Even then, some evidence suggests students see a downside to 24/7 interactivity when it comes to preparing for exams or doing homework. During visits last fall to libraries, coffee shops and other campus hangouts to analyze how students study, a test-prep company noted that, when it was time to study, cellphones, laptops and Kindles were put away.

"In today's ADD society, textbooks are pleasantly single-dimensional and finite," says Jeff Olson, vice president of research for Kaplan Test Prep and Admissions, whose team conducted observational studies. "When I asked study participants why they didn't use their laptops to look something up, I heard some version of 'because that's my distraction.' "

More may not be better

A host of research over the past decade has shown that even the option to click hyperlinks to related material can create confusion and weaken understanding. One study found reading comprehension declined as the number of clickable links increased. A 2005 review by researchers at Carleton University in Ottawa, Canada, of 38 studies found "very little support" for the idea that all those links to additional information enrich the reader's experience. A 2007 study published in Media Psychology raised similar concerns about add-ons such as sound and animation.

The online environment "promotes cursory reading, hurried and distracted thinking, and superficial learning," argues Nicholas Carr, who raises concerns about the long-term implications in The Shallows: What the Internet Is Doing to Our Brain, which was published in June. "The danger is you don't encourage people to think critically and, ultimately, you don't encourage them to think creatively."

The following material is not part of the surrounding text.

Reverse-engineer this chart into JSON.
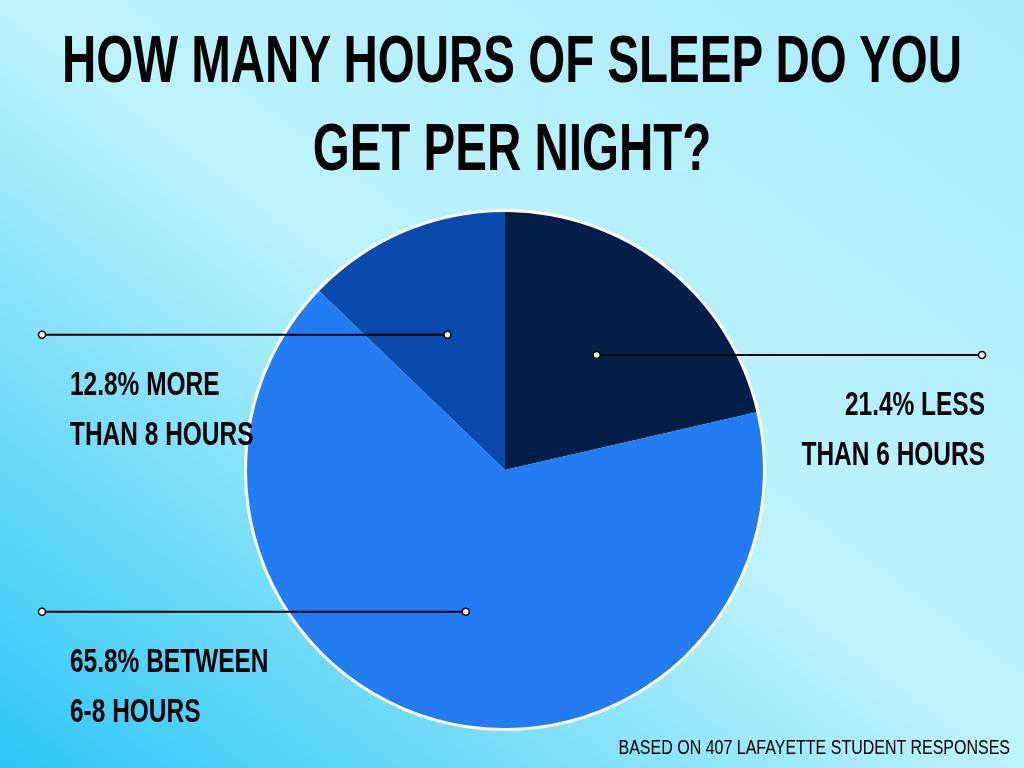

Some of the newer devices try to mimic traditional study behavior with features such as the ability to highlight text and take notes in the margins. Still, the gee-whiz technology doesn't necessarily help students study better, suggests a study published this month in Journal of Educational Psychology. Students often highlight too much material, so building a highlighting function into the technology may simply enable students to continue an ineffective habit, the study found. "Worse, they may not even process or understand what they select," says study author Ken Kiewra, a professor at the University of Nebraska-Lincoln.

Despite reservations, expectations remain high for e-reader technology on campuses. Seton Hill University in Pennsylvania and George Fox University in Oregon plan to give or phase in iPads for most students starting this fall. At a ceremony Friday, each member of the UC Irvine School of Medicine's incoming class of 2014 received not only the traditional white coat, but also a shiny new iPad, pre-loaded with everything necessary for the first year of course work.

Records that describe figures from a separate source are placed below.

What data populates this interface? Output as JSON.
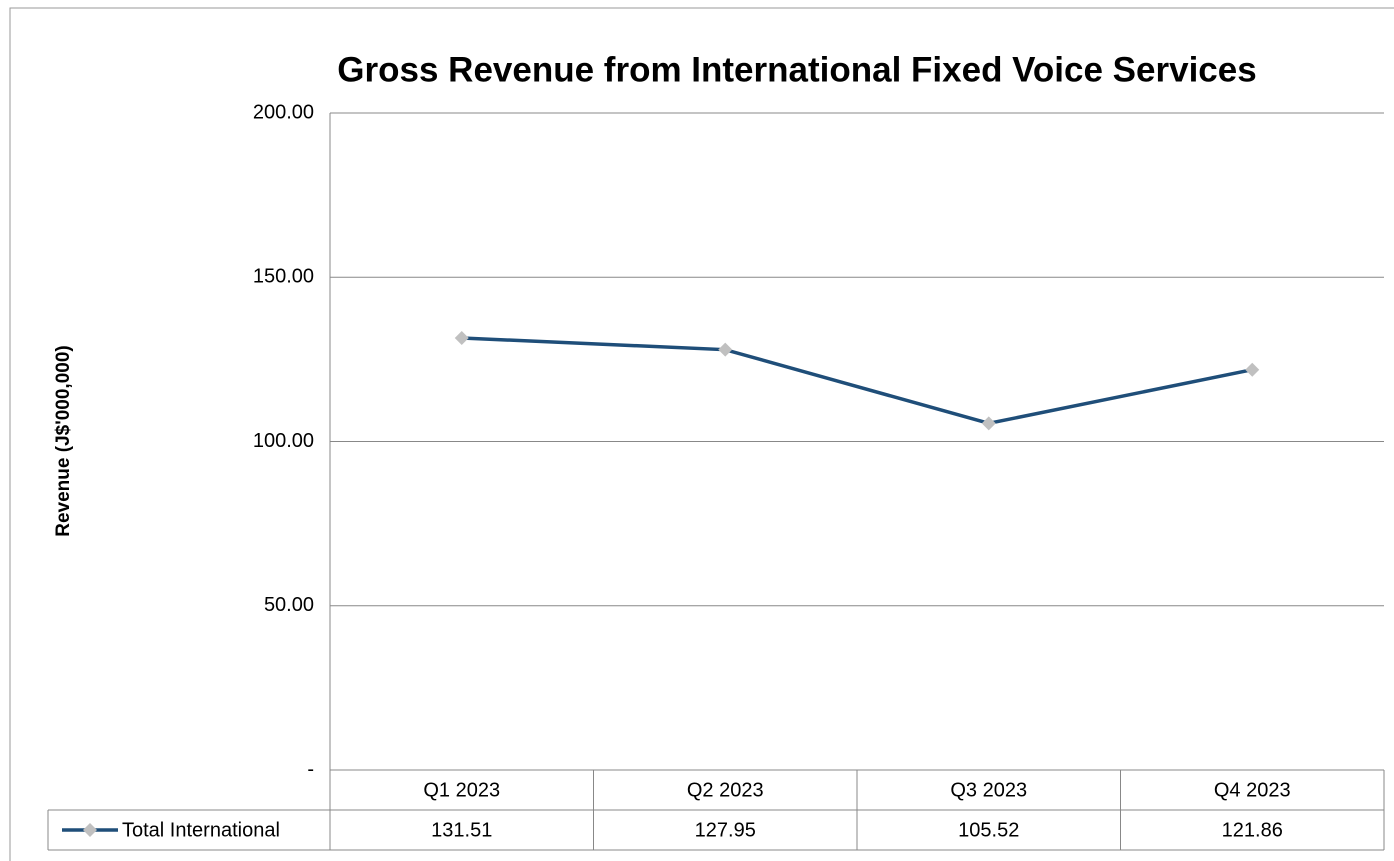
{
  "chart_data": {
    "type": "line",
    "title": "Gross Revenue from International Fixed Voice Services",
    "y_label": "Revenue (J$'000,000)",
    "categories": [
      "Q1 2023",
      "Q2 2023",
      "Q3 2023",
      "Q4 2023"
    ],
    "series": [
      {
        "name": "Total International",
        "color": "#1f4e79",
        "marker_color": "#c0c0c0",
        "values": [
          131.51,
          127.95,
          105.52,
          121.86
        ]
      }
    ],
    "ylim": [
      0,
      200
    ],
    "yticks": [
      {
        "value": 0,
        "label": "-"
      },
      {
        "value": 50,
        "label": "50.00"
      },
      {
        "value": 100,
        "label": "100.00"
      },
      {
        "value": 150,
        "label": "150.00"
      },
      {
        "value": 200,
        "label": "200.00"
      }
    ],
    "grid": true,
    "data_table": true
  }
}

Scores of others, including Reed College and North Carolina State University, plan to offer opportunities for students to test-drive iPads. And two-thirds of campus technology chiefs predicted last fall that e-books will become an "important platform for instructional resources" within five years, according to the Campus Computing Project.

Publishers, meanwhile, have big ideas for personalizing student learning. "That's the great promise," says Don Kilburn, president of Pearson Learning Solutions, a publisher of education materials.

More glitches are perhaps inevitable. But the technological advances "represent very real potential to remake education for the better," says Kaplan's Olson. "The potential for the textbook to come alive with interactivity ... will make the next several years of e-book innovation fascinating to watch."